Über das öffentliche Gebet

Gestern war in der Schweiz “Eidgenössischer Dank-, Buss- und Bet-Tag”. Das ist einer der jährlichen Feiertage, den ich jeweils an mir vorbeirauschen liess und abtat als eine der Traditionen, die man halt so macht, ohne dass jemand weiss, wozu. Dann nahm es mich doch wunder.

Gemäss Wikipedia entstand der Bettag während dem Dreissigjährigen Krieg (Katholiken vs. Protestanten). Im Kanton St. Gallen wurde erstmals ein Buss- und Bettag durchgeführt nach mehreren Seuchenepidemien.

Ich stelle mir vor, wie die St. Galler von Seuchen heimgesucht werden. Familienangehörige sind krank. Niemand weiss, woher die Seuche kommt und wie man sich verhält, damit man sie nicht kriegt. Der Gottesdienst wird weniger besucht. Die Parallele zur jetzigen Epidemie ist frappierend.

Wieso schlägt niemand vor, zusammen zu beten? Wieso wurde der diesjährige Buss- und Bettag nicht mit Hingabe durchgeführt? Wieso blieb es eine Randnotiz im Gottesdienst? Weil das Beten für Gesundheit während einer Epidemie extrem rückständig klingt. Sogar für Christen: “Wir wissen doch jetzt mittlerweile, dass Gott sich um unser seelisches Heil kümmert und die Medizin um unser körperliches”.

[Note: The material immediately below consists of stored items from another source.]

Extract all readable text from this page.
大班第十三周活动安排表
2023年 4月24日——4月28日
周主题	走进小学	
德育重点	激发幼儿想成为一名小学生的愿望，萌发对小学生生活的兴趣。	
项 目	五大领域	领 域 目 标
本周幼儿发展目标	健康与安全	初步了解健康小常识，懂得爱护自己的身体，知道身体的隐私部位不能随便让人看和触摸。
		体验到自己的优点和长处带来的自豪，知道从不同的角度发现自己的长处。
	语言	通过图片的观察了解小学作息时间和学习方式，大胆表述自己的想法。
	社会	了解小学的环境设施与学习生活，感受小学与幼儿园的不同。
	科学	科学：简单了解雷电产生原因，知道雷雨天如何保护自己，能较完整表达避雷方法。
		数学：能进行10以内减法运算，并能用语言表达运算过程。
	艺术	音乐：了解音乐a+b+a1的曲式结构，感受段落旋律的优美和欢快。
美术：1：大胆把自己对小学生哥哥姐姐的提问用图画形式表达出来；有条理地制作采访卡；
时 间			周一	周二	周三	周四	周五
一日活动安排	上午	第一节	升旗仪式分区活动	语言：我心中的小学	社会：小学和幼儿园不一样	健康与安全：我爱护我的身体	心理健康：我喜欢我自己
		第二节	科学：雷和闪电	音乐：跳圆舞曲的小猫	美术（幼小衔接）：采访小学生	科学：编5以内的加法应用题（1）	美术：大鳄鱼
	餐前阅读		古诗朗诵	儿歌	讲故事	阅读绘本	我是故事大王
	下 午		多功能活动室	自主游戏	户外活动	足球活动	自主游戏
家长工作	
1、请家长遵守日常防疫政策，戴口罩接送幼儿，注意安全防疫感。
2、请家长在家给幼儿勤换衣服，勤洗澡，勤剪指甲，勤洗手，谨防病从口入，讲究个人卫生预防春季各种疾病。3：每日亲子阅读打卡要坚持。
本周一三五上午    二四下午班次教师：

Zur Verbannung von Gebet aus dem öffentlichen Leben gibt es eine anschauliche Geschichte aus Paul E. Millers Buch “A Praying Life”:

Für ihr naturwissenschaftliches Projekt in der siebten Klasse beschloss unsere jüngste Tochter Emily, den Bakteriengehalt am Ufer eines örtlichen Baches zu messen. Ich führte das Projekt mit ihr durch: Wir wateten in den Bach, entnahmen eine Wasserprobe und untersuchten sie sorgfältig. Wir waren beide nervös, weil wir die genauen Schritte unseres kleinen Bakterientest-Kits nicht befolgen konnten, also beteten wir, bevor wir anfingen.

Danach, als sie das Experiment durchgeführt hatten, mussten sie im Logbuch aufschreiben, wie sie vorgegangen waren:

Emily fragte mich, was wir zuerst getan hätten, und ich sagte ihr, dass wir gebetet hätten.
Sie sagte: “Das kann ich nicht schreiben.” “Warum nicht? Wir haben gebetet.” “So funktioniert das nicht, Dad. Sie wollen nicht, dass wir das sagen.”

Obwohl Emily in einer von Christen durchtränkten Umgebung aufwuchs, merkte sie irgendwie, dass man bei öffentlichen Dingen Gott aussen vor lässt.

Dazu schreibt Miller:

Die westliche Kultur … ist die öffentlich atheistischste Kultur, die es je gegeben hat. Unter den Tausenden von Kulturen in der Geschichte der Menschheit ist unsere Kultur die einzige, in der es keine regelmässige öffentliche Anerkennung einer spirituellen Welt gibt. In Anbetracht der gesamten Menschheitsgeschichte ist unsere Kultur seltsam.

N. T. Wright … schrieb über die antike Welt: “Die Religion war eng mit dem gesamten sozialen Gefüge der Welt verwoben, wie dies zu fast allen Zeiten und an fast allen Orten der Menschheitsgeschichte der Fall war, wobei nur die letzten beiden Jahrhunderte in bestimmten Teilen der westlichen Welt eine Ausnahme bilden.” Rein vom anthropologischen Standpunkt aus betrachtet, ist es merkwürdig, dass unsere Nachrichtensprecher die Nachrichten nicht mit einem Gebet eröffnen.

Diese Veränderung, schreibt Miller weiter, kam durch die Aufklärung, welche die Welt in eine Welt der Fakten und eine Welt der Gefühle aufteilte und das Gebet nur noch in der Welt der Gefühle akzeptiert wird.

Ist denn auch dasselbe mit dem eidgenössischen Bettag passiert? Absolut! Auf Wikipedia steht lapidar:

Während der Aufklärung trat die Bedeutung dieser Bettage zurück.

Emilys Satz “Sie wollen nicht, dass wir das sagen”, kann ich als Kind der Aufklärung total nachvollziehen. Schaue ich ins Neue Testament, dann finde ich aber ein ganz anderes Bild. Da war Jesus sehr wohl der Arzt, der nicht nur die Seele errettet, sondern auch der, welche die Krankheiten heilt. Da ist es nicht so kompliziert, wie wir uns das vorstellen.